What is a Cobra meeting and who attends the Cabinet Office Briefing Rooms?

Whenever there's a crisis in the UK, one thing that often swiftly follows is a Cobra meeting.

For example, one government response to the coronavirus outbreak in the UK is to hold more regular Cobra meetings.

To the public, a Cobra meeting is generally when members of the government meet to discuss the response to a given issue.

That is largely the case, however there is a little more detail than that...

Why are they called Cobra meetings?

Despite sounding as though it's named after a venomous breed of snake - which would be an appropriate metaphor given the purpose of the meetings - Cobra is actually an acronym for a series of rooms in the Cabinet Office in 70 Whitehall.

You'll sometimes see it referred to as COBR, which stands for: Cabinet Office Briefing Room.

The A is believed to stand for briefing room A, however it's unclear whether that's actually the case - room F was the most commonly-used when the meetings first began to take place.

While Cobra does refer to that set of rooms in the Cabinet Office, the term is shorthand for the 'Civil Contingencies Committee', which is the group of people who meet inside the rooms to discuss various issues.

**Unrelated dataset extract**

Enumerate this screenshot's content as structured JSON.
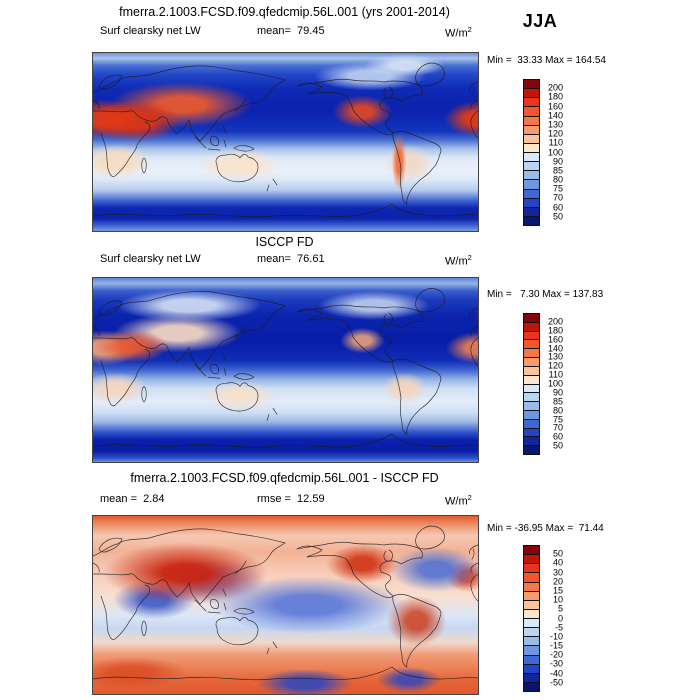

When someone says "Cobra is meeting", what they actually mean is "members of the Civil Contingencies Committee are convening in the Cabinet Office".

According to the Institute for Government, the term was born when an emergency situation centre was developed for the government to review its response to the the 1972 miners’ strike.

Who attends Cobra meetings?

Unlike a Cabinet meeting - where frontbenchers meet the prime minister - there is no rigid register for who should attend a Cobra meeting and not even Boris Johnson has to attend.

The composition of any Cobra meeting depends on the issue that is to be discussed.

According to the Institute for Government, it's usually made up of officials and agency personnel, alongside ministers, from relevant departments and agencies.

For example, as the government discusses its response to the coronavirus outbreak, England's Chief Medical Officer Chris Whitty attends.

On the other hand, following a terror attack Mr Whitty would not attend, but perhaps the UK's top police officer, Met Commissioner Cressida Dick, would.

The meetings are usually chaired by the most senior and most relevant minister in the room, plus the prime minister.

So it's likely that Prime Minister Johnson and Health Secretary Matt Hancock are chairing coronavirus Cobra meetings.

What does Cobra do?

Prime Minister Boris Johnson, flanked by Chief Medical Officer for England Chris Whitty and Chief Scientific Adviser Sir Patrick Vallance, held a press conference to update the public on coronavirus following a Cobra meeting. Credit: PA

The purpose of a Cobra meeting is to discuss high-level coordination and decision-making in the face of a crisis, according to the Institute for Government.

The crisis could be a range of things, including natural disasters, terrorist attacks, major industrial accidents, and as coronavirus has demonstrated, threats to public health.

Chairing a Cobra meeting is often a good way for a prime minister to demonstrate to the public how he or she has a grip on a situation but the relevant people will usually already have been making decisions well before a meeting is called.

According to the Institute for Government, Cobra's purpose is to "keep ministers appraised of the situation, to ensure that the wider response of the government is coordinated, to record and disseminate key decisions and updates to all relevant ministers and officials, and to provide ministers and the prime minister with up to date information on the situation for any decisions that they may need to make".